Carl Waagen (1800 – 26 November 1873 in Munich) was a German painter and lithographer.

== Life ==
Born in Hambourg, Waagen was the son of the painter Friedrich Ludwig Heinrich Waagen (1750-1825) and his wife Johanna Louise Alberti († 1807), his elder brother was the art scholar Gustav Friedrich Waagen (1794-1868). He studied at the Hochschule für Bildende Künste Dresden and the Academy of Fine Arts, Prague, and he learned fresco painting at the Akademie der Bildenden Künste München from 1820. In Breslau, Waagen worked as a portrait painter and then for two years as a restorer at the Berlin Museum. After a stay in Rome from 1827 to 1828, he settled in Munich.

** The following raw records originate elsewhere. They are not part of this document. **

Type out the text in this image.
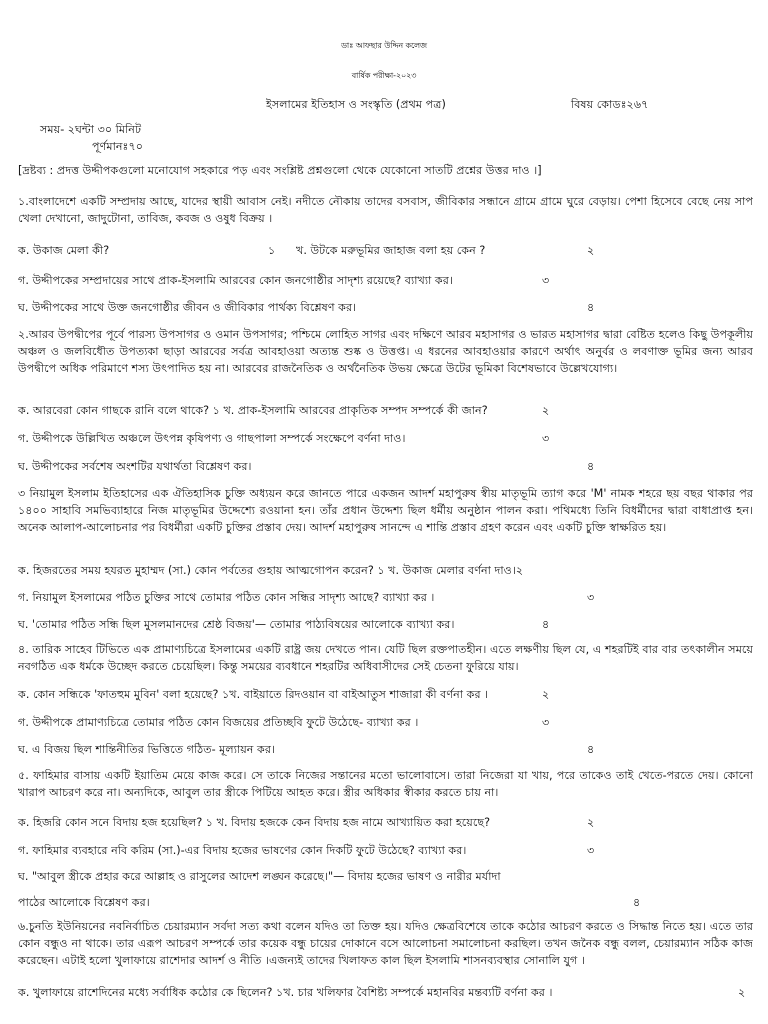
ডাঃ আফছার উদ্দিন কলেজ
বার্ষিক পরীক্ষা-২০২৩
ইসলামের ইতিহাস ও সংস্কৃতি (প্রথম পত্র)	বিষয় কোডঃ২৬৭
সময়- ২ঘন্টা ৩০ মিনিট
পূর্ণমানঃ৭০
[দ্রষ্টব্য : প্রদত্ত উদ্দীপকগুলো মনোযোগ সহকারে পড় এবং সংশ্লিষ্ট প্রশ্নগুলো থেকে যেকোনো সাতটি প্রশ্নের উত্তর দাও ।]
১.বাংলাদেশে একটি সম্প্রদায় আছে, যাদের স্থায়ী আবাস নেই। নদীতে নৌকায় তাদের বসবাস, জীবিকার সন্ধানে গ্রামে গ্রামে ঘুরে বেড়ায়। পেশা হিসেবে বেছে নেয় সাপ খেলা দেখানো, জাদুটোনা, তাবিজ, কবজ ও ওষুধ বিক্রয় ।
ক. উকাজ মেলা কী?	১ খ. উটকে মরুভূমির জাহাজ বলা হয় কেন ?	২
গ. উদ্দীপকের সম্প্রদায়ের সাথে প্রাক-ইসলামি আরবের কোন জনগোষ্ঠীর সাদৃশ্য রয়েছে? ব্যাখ্যা কর।	৩
ঘ. উদ্দীপকের সাথে উক্ত জনগোষ্ঠীর জীবন ও জীবিকার পার্থক্য বিশ্লেষণ কর।	৪
২.আরব উপদ্বীপের পূর্বে পারস্য উপসাগর ও ওমান উপসাগর; পশ্চিমে লোহিত সাগর এবং দক্ষিণে আরব মহাসাগর ও ভারত মহাসাগর দ্বারা বেষ্টিত হলেও কিছু উপকূলীয় অঞ্চল ও জলবিধৌত উপত্যকা ছাড়া আরবের সর্বত্র আবহাওয়া অত্যন্ত শুষ্ক ও উত্তপ্ত। এ ধরনের আবহাওয়ার কারণে অর্থাৎ অনুর্বর ও লবণাক্ত ভূমির জন্য আরব উপদ্বীপে অধিক পরিমাণে শস্য উৎপাদিত হয় না। আরবের রাজনৈতিক ও অর্থনৈতিক উভয় ক্ষেত্রে উটের ভূমিকা বিশেষভাবে উল্লেখযোগ্য।
ক. আরবেরা কোন গাছকে রানি বলে থাকে? ১ খ. প্রাক-ইসলামি আরবের প্রাকৃতিক সম্পদ সম্পর্কে কী জান?	২
গ. উদ্দীপকে উল্লিখিত অঞ্চলে উৎপন্ন কৃষিপণ্য ও গাছপালা সম্পর্কে সংক্ষেপে বর্ণনা দাও।	৩
ঘ. উদ্দীপকের সর্বশেষ অংশটির যথার্থতা বিশ্লেষণ কর।	৪
৩ নিয়ামুল ইসলাম ইতিহাসের এক ঐতিহাসিক চুক্তি অধ্যয়ন করে জানতে পারে একজন আদর্শ মহাপুরুষ স্বীয় মাতৃভূমি ত্যাগ করে 'M' নামক শহরে ছয় বছর থাকার পর ১৪০০ সাহাবি সমভিব্যাহারে নিজ মাতৃভূমির উদ্দেশ্যে রওয়ানা হন। তাঁর প্রধান উদ্দেশ্য ছিল ধর্মীয় অনুষ্ঠান পালন করা। পথিমধ্যে তিনি বিধর্মীদের দ্বারা বাধাপ্রাপ্ত হন। অনেক আলাপ-আলোচনার পর বিধর্মীরা একটি চুক্তির প্রস্তাব দেয়। আদর্শ মহাপুরুষ সানন্দে এ শান্তি প্রস্তাব গ্রহণ করেন এবং একটি চুক্তি স্বাক্ষরিত হয়।
ক. হিজরতের সময় হযরত মুহাম্মদ (সা.) কোন পর্বতের গুহায় আত্মগোপন করেন? ১ খ. উকাজ মেলার বর্ণনা দাও।২
গ. নিয়ামুল ইসলামের পঠিত চুক্তির সাথে তোমার পঠিত কোন সন্ধির সাদৃশ্য আছে? ব্যাখ্যা কর ।	৩
ঘ. 'তোমার পঠিত সন্ধি ছিল মুসলমানদের শ্রেষ্ঠ বিজয়'— তোমার পাঠ্যবিষয়ের আলোকে ব্যাখ্যা কর।	৪
৪. তারিক সাহেব টিভিতে এক প্রামাণ্যচিত্রে ইসলামের একটি রাষ্ট্র জয় দেখতে পান। যেটি ছিল রক্তপাতহীন। এতে লক্ষণীয় ছিল যে, এ শহরটিই বার বার তৎকালীন সময়ে নবগঠিত এক ধর্মকে উচ্ছেদ করতে চেয়েছিল। কিন্তু সময়ের ব্যবধানে শহরটির অধিবাসীদের সেই চেতনা ফুরিয়ে যায়।
ক. কোন সন্ধিকে 'ফাতহুম মুবিন' বলা হয়েছে? ১খ. বাইয়াতে রিদওয়ান বা বাইআতুস শাজারা কী বর্ণনা কর ।	২
গ. উদ্দীপকে প্রামাণ্যচিত্রে তোমার পঠিত কোন বিজয়ের প্রতিচ্ছবি ফুটে উঠেছে- ব্যাখ্যা কর ।	৩
ঘ. এ বিজয় ছিল শান্তিনীতির ভিত্তিতে গঠিত- মূল্যায়ন কর।	৪
৫. ফাহিমার বাসায় একটি ইয়াতিম মেয়ে কাজ করে। সে তাকে নিজের সন্তানের মতো ভালোবাসে। তারা নিজেরা যা খায়, পরে তাকেও তাই খেতে-পরতে দেয়। কোনো খারাপ আচরণ করে না। অন্যদিকে, আবুল তার স্ত্রীকে পিটিয়ে আহত করে। স্ত্রীর অধিকার স্বীকার করতে চায় না।
ক. হিজরি কোন সনে বিদায় হজ হয়েছিল? ১ খ. বিদায় হজকে কেন বিদায় হজ নামে আখ্যায়িত করা হয়েছে?	২
গ. ফাহিমার ব্যবহারে নবি করিম (সা.)-এর বিদায় হজের ভাষণের কোন দিকটি ফুটে উঠেছে? ব্যাখ্যা কর।	৩
ঘ. "আবুল স্ত্রীকে প্রহার করে আল্লাহ ও রাসুলের আদেশ লঙ্ঘন করেছে।"— বিদায় হজের ভাষণ ও নারীর মর্যাদা
পাঠের আলোকে বিশ্লেষণ কর।	৪
৬.চুনতি ইউনিয়নের নবনির্বাচিত চেয়ারম্যান সর্বদা সত্য কথা বলেন যদিও তা তিক্ত হয়। যদিও ক্ষেত্রবিশেষে তাকে কঠোর আচরণ করতে ও সিদ্ধান্ত নিতে হয়। এতে তার কোন বন্ধুও না থাকে। তার এরূপ আচরণ সম্পর্কে তার কয়েক বন্ধু চায়ের দোকানে বসে আলোচনা সমালোচনা করছিল। তখন জনৈক বন্ধু বলল, চেয়ারম্যান সঠিক কাজ করেছেন। এটাই হলো খুলাফায়ে রাশেদার আদর্শ ও নীতি ।এজন্যই তাদের খিলাফত কাল ছিল ইসলামি শাসনব্যবস্থার সোনালি যুগ ।
ক. খুলাফায়ে রাশেদিনের মধ্যে সর্বাধিক কঠোর কে ছিলেন? ১খ. চার খলিফার বৈশিষ্ট্য সম্পর্কে মহানবির মন্তব্যটি বর্ণনা কর ।	২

He made portraits (oil paintings and miniatures), landscapes and history paintings as well as lithographs, among others with the portrait of the emperor Pedro I of Brazil.

On 17 October 1831, he married the singer Nanette Schechner (1806-1860), of whom he also made a lithograph. Their sons were the ennobled Maj. Gen. Gustav von Waagen (1832–1906), the painter Adalbert Waagen (1833–1898) as well as the geologist Wilhelm Heinrich Waagen (1841–1900).